Statement of objections on interim measures
In parallel, the Commission has also issued a Statement of Objections seeking to impose interim measures. This sets out the preliminary conclusions of the Commission's investigation, which are that:
- Broadcom is likely to hold a dominant position in various markets for the supply of systems-on-a-chip for TV set-top boxes and modems.
- certain agreements between Broadcom and seven of its main customers manufacturing TV set-top boxes and modems contain exclusivity provisions that may result in those customers purchasing systems-on-a-chip, front-end chips and WiFi chipsets exclusively or almost exclusively from Broadcom.
- the provisions contained in these agreements may affect competition and stifle innovation in these markets, to the detriment of consumers.
The Statement of Objections preliminarily concludes that an interim measures decision may be indispensable in this case, to ensure the effectiveness of any final decision taken by the Commission at a later date.
The Commission can impose interim measures on companies that are suspected of engaging in anti-competitive practices in cases where a final decision on substance has not been reached yet. In this way, the Commission can avoid that the suspected anti-competitive behaviour damages the market irreparably before it has had time to sanction such behaviour. Interim measures can only be granted if a company's behaviour constitutes at first sight an infringement of competition rules and if there is a risk of serious and irreparable harm to competition.
In this case, the Commission found that the alleged competition concerns were of a serious nature and that Broadcom's conduct may result in the elimination or marginalisation of competitors before the end of proceedings. The envisaged interim measures would therefore apply until the Commission concludes its assessment on the substance of the case.
The Commission will now carry out its investigation as a matter of priority.
The opening of a formal investigation and the issuance of a Statement of Objections on interim measures do not prejudge the outcome of the investigation.

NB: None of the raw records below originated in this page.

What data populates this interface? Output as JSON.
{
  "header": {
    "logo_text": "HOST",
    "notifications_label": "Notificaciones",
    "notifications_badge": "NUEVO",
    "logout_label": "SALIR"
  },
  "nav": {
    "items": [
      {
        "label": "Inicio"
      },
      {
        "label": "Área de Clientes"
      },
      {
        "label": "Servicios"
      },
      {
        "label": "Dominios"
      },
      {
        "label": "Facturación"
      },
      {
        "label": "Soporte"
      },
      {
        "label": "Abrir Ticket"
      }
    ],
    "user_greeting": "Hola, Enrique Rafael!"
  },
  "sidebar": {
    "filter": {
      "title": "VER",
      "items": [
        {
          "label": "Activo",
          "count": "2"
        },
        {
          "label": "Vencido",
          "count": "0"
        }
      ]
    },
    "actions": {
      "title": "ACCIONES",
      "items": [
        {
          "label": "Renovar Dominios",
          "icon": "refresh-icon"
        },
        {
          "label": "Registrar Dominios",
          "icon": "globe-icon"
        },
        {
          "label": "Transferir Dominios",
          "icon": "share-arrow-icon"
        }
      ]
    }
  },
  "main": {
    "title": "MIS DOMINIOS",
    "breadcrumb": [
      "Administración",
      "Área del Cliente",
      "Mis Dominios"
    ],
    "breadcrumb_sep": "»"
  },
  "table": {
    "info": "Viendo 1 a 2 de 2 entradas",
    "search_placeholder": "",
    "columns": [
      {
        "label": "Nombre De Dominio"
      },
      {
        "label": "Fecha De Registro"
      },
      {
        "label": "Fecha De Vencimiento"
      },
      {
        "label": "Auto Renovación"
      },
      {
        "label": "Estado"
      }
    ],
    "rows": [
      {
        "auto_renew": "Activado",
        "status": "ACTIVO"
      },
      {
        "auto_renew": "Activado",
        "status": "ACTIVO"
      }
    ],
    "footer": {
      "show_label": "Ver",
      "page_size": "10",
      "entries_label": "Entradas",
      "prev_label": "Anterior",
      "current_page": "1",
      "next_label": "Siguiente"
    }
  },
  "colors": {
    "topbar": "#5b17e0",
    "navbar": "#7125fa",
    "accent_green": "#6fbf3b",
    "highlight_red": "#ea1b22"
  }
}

Article 102 of the Treaty on the Functioning of the European Union (TFEU) prohibits the abuse of a dominant position that may affect trade within the EU and prevent or restrict competition. The implementation of this provision is defined in the Antitrust Regulation (Council Regulation No 1/2003), which can also be applied by the national competition authorities.
Article 11(6) of the Antitrust Regulation provides that the opening of proceedings by the Commission relieves EU national competition authorities of their competence to apply EU competition rules to the practices concerned. Article 16(1) further provides that national courts must avoid adopting decisions that would conflict with a decision contemplated by the Commission in proceedings it has initiated.

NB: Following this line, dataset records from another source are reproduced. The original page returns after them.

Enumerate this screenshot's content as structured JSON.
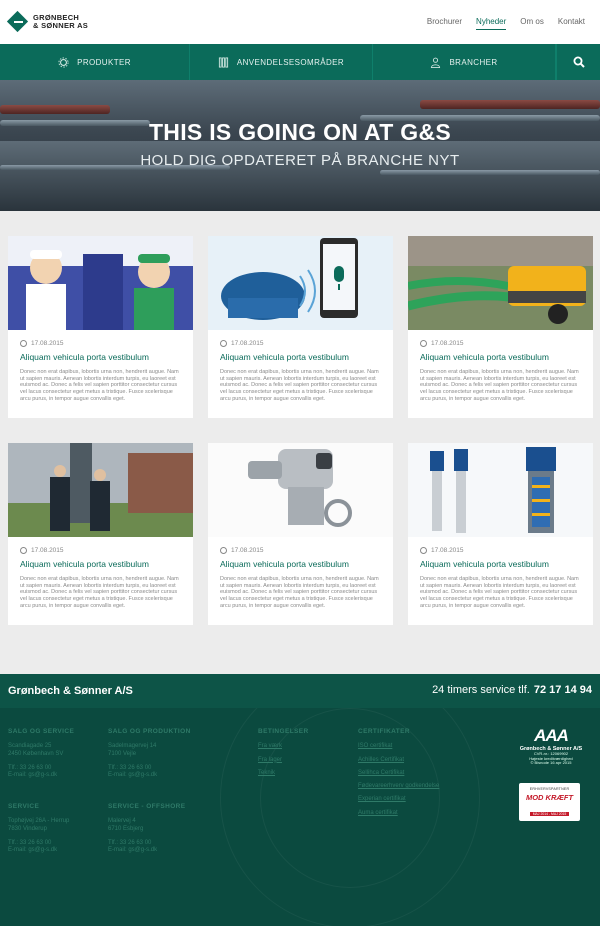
{
  "brand": {
    "line1": "GRØNBECH",
    "line2": "& SØNNER AS",
    "primary_color": "#0b6b5a",
    "footer_color": "#0b4a3f"
  },
  "topnav": [
    "Brochurer",
    "Nyheder",
    "Om os",
    "Kontakt"
  ],
  "topnav_active": "Nyheder",
  "mainnav": {
    "items": [
      {
        "label": "PRODUKTER",
        "icon": "gear-icon"
      },
      {
        "label": "ANVENDELSESOMRÅDER",
        "icon": "valve-icon"
      },
      {
        "label": "BRANCHER",
        "icon": "person-icon"
      }
    ],
    "search_icon": "search-icon"
  },
  "hero": {
    "title": "THIS IS GOING ON AT G&S",
    "subtitle": "HOLD DIG OPDATERET PÅ BRANCHE NYT"
  },
  "news": [
    {
      "date": "17.08.2015",
      "title": "Aliquam vehicula porta vestibulum",
      "image": "cartoon-engineers-illustration",
      "excerpt": "Donec non erat dapibus, lobortis urna non, hendrerit augue. Nam ut sapien mauris. Aenean lobortis interdum turpis, eu laoreet est euismod ac. Donec a felis vel sapien porttitor consectetur cursus vel lacus consectetur eget metus a tristique. Fusce scelerisque arcu purus, in tempor augue convallis eget."
    },
    {
      "date": "17.08.2015",
      "title": "Aliquam vehicula porta vestibulum",
      "image": "pump-and-smartphone-microphone",
      "excerpt": "Donec non erat dapibus, lobortis urna non, hendrerit augue. Nam ut sapien mauris. Aenean lobortis interdum turpis, eu laoreet est euismod ac. Donec a felis vel sapien porttitor consectetur cursus vel lacus consectetur eget metus a tristique. Fusce scelerisque arcu purus, in tempor augue convallis eget."
    },
    {
      "date": "17.08.2015",
      "title": "Aliquam vehicula porta vestibulum",
      "image": "yellow-mobile-pump-hoses",
      "excerpt": "Donec non erat dapibus, lobortis urna non, hendrerit augue. Nam ut sapien mauris. Aenean lobortis interdum turpis, eu laoreet est euismod ac. Donec a felis vel sapien porttitor consectetur cursus vel lacus consectetur eget metus a tristique. Fusce scelerisque arcu purus, in tempor augue convallis eget."
    },
    {
      "date": "17.08.2015",
      "title": "Aliquam vehicula porta vestibulum",
      "image": "two-men-outside-building",
      "excerpt": "Donec non erat dapibus, lobortis urna non, hendrerit augue. Nam ut sapien mauris. Aenean lobortis interdum turpis, eu laoreet est euismod ac. Donec a felis vel sapien porttitor consectetur cursus vel lacus consectetur eget metus a tristique. Fusce scelerisque arcu purus, in tempor augue convallis eget."
    },
    {
      "date": "17.08.2015",
      "title": "Aliquam vehicula porta vestibulum",
      "image": "valve-actuator",
      "excerpt": "Donec non erat dapibus, lobortis urna non, hendrerit augue. Nam ut sapien mauris. Aenean lobortis interdum turpis, eu laoreet est euismod ac. Donec a felis vel sapien porttitor consectetur cursus vel lacus consectetur eget metus a tristique. Fusce scelerisque arcu purus, in tempor augue convallis eget."
    },
    {
      "date": "17.08.2015",
      "title": "Aliquam vehicula porta vestibulum",
      "image": "vertical-multistage-pumps",
      "excerpt": "Donec non erat dapibus, lobortis urna non, hendrerit augue. Nam ut sapien mauris. Aenean lobortis interdum turpis, eu laoreet est euismod ac. Donec a felis vel sapien porttitor consectetur cursus vel lacus consectetur eget metus a tristique. Fusce scelerisque arcu purus, in tempor augue convallis eget."
    }
  ],
  "footer": {
    "company": "Grønbech & Sønner A/S",
    "service_text": "24 timers service tlf.",
    "service_phone": "72 17 14 94",
    "sales_service": {
      "heading": "SALG OG SERVICE",
      "address1": "Scandiagade 25",
      "address2": "2450 København SV",
      "phone": "Tlf.: 33 26 63 00",
      "email_prefix": "E-mail:",
      "email": "gs@g-s.dk"
    },
    "sales_production": {
      "heading": "SALG OG PRODUKTION",
      "address1": "Sadelmagervej 14",
      "address2": "7100 Vejle",
      "phone": "Tlf.: 33 26 63 00",
      "email_prefix": "E-mail:",
      "email": "gs@g-s.dk"
    },
    "service": {
      "heading": "SERVICE",
      "address1": "Tophøjvej 26A - Herrup",
      "address2": "7830 Vinderup",
      "phone": "Tlf.: 33 26 63 00",
      "email_prefix": "E-mail:",
      "email": "gs@g-s.dk"
    },
    "service_offshore": {
      "heading": "SERVICE - OFFSHORE",
      "address1": "Malervej 4",
      "address2": "6710 Esbjerg",
      "phone": "Tlf.: 33 26 63 00",
      "email_prefix": "E-mail:",
      "email": "gs@g-s.dk"
    },
    "conditions": {
      "heading": "BETINGELSER",
      "links": [
        "Fra værk",
        "Fra lager",
        "Teknik"
      ]
    },
    "certificates": {
      "heading": "CERTIFIKATER",
      "links": [
        "ISO certifikat",
        "Achilles Certifikat",
        "Sellihca Certifikat",
        "Fødevareerhverv godkendelse",
        "Experian certifikat",
        "Auma certifikat"
      ]
    },
    "aaa": {
      "rating": "AAA",
      "name": "Grønbech & Sønner A/S",
      "cvr": "CVR-nr.: 12069902",
      "line": "Højeste kreditværdighed",
      "date": "© Bisnode 16 apr 2015"
    },
    "badge": {
      "top": "ERHVERVSPARTNER",
      "main": "MOD KRÆFT",
      "years": "MAJ 2014 - MAJ 2015"
    }
  }
}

Pursuant to Article 8(1) of the Antitrust Regulation, interim measures may be imposed if at first sight there is an infringement of competition law rules, as well as an urgent need for protective measures due to the risk of serious and irreparable harm to competition.

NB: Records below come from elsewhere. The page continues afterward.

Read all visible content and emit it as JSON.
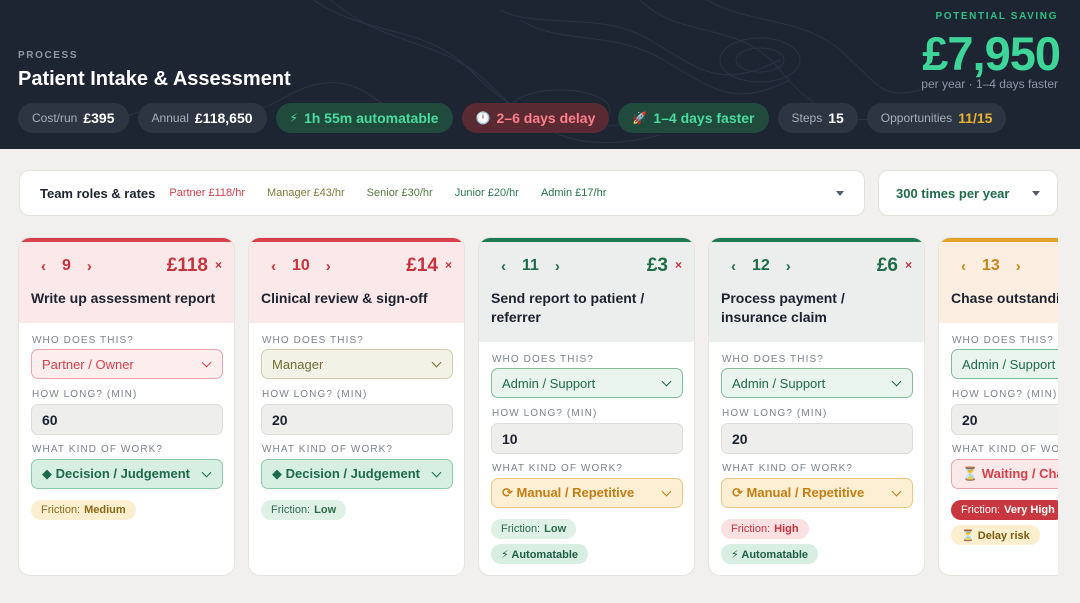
{
  "header": {
    "process_label": "PROCESS",
    "process_title": "Patient Intake & Assessment",
    "saving_label": "POTENTIAL SAVING",
    "saving_value": "£7,950",
    "saving_sub": "per year · 1–4 days faster",
    "chips": {
      "cost_label": "Cost/run",
      "cost_value": "£395",
      "annual_label": "Annual",
      "annual_value": "£118,650",
      "automatable_icon": "⚡",
      "automatable": "1h 55m automatable",
      "delay_icon": "🕛",
      "delay": "2–6 days delay",
      "faster_icon": "🚀",
      "faster": "1–4 days faster",
      "steps_label": "Steps",
      "steps_value": "15",
      "opps_label": "Opportunities",
      "opps_value": "11/15"
    }
  },
  "roles": {
    "title": "Team roles & rates",
    "partner": "Partner £118/hr",
    "manager": "Manager £43/hr",
    "senior": "Senior £30/hr",
    "junior": "Junior £20/hr",
    "admin": "Admin £17/hr"
  },
  "frequency": "300 times per year",
  "field_labels": {
    "who": "WHO DOES THIS?",
    "how_long": "HOW LONG? (MIN)",
    "kind": "WHAT KIND OF WORK?"
  },
  "cards": [
    {
      "num": "9",
      "cost": "£118",
      "title": "Write up assessment report",
      "who": "Partner / Owner",
      "minutes": "60",
      "kind": "◆ Decision / Judgement",
      "friction_label": "Friction:",
      "friction": "Medium",
      "tags": []
    },
    {
      "num": "10",
      "cost": "£14",
      "title": "Clinical review & sign-off",
      "who": "Manager",
      "minutes": "20",
      "kind": "◆ Decision / Judgement",
      "friction_label": "Friction:",
      "friction": "Low",
      "tags": []
    },
    {
      "num": "11",
      "cost": "£3",
      "title": "Send report to patient / referrer",
      "who": "Admin / Support",
      "minutes": "10",
      "kind": "⟳ Manual / Repetitive",
      "friction_label": "Friction:",
      "friction": "Low",
      "tags": [
        "⚡ Automatable"
      ]
    },
    {
      "num": "12",
      "cost": "£6",
      "title": "Process payment / insurance claim",
      "who": "Admin / Support",
      "minutes": "20",
      "kind": "⟳ Manual / Repetitive",
      "friction_label": "Friction:",
      "friction": "High",
      "tags": [
        "⚡ Automatable"
      ]
    },
    {
      "num": "13",
      "cost": "",
      "title": "Chase outstanding",
      "who": "Admin / Support",
      "minutes": "20",
      "kind": "⏳ Waiting / Cha",
      "friction_label": "Friction:",
      "friction": "Very High",
      "tags": [
        "⏳ Delay risk"
      ]
    }
  ],
  "nav": {
    "prev": "‹",
    "next": "›",
    "remove": "×"
  },
  "colors": {
    "header_bg": "#1d2533",
    "accent_green": "#3ed598",
    "red": "#d8404c",
    "green": "#1e7a52",
    "amber": "#e3a32a"
  }
}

The Commission has informed Broadcom and the competition authorities of the Member States that it has opened proceedings in this case and of the intention to impose interim measures.
There is no legal deadline for finishing an antitrust investigation. The duration of an antitrust investigation depends on a number of factors, including the complexity of the case, the extent to which the companies concerned cooperate with the Commission and the exercise of the rights of defence.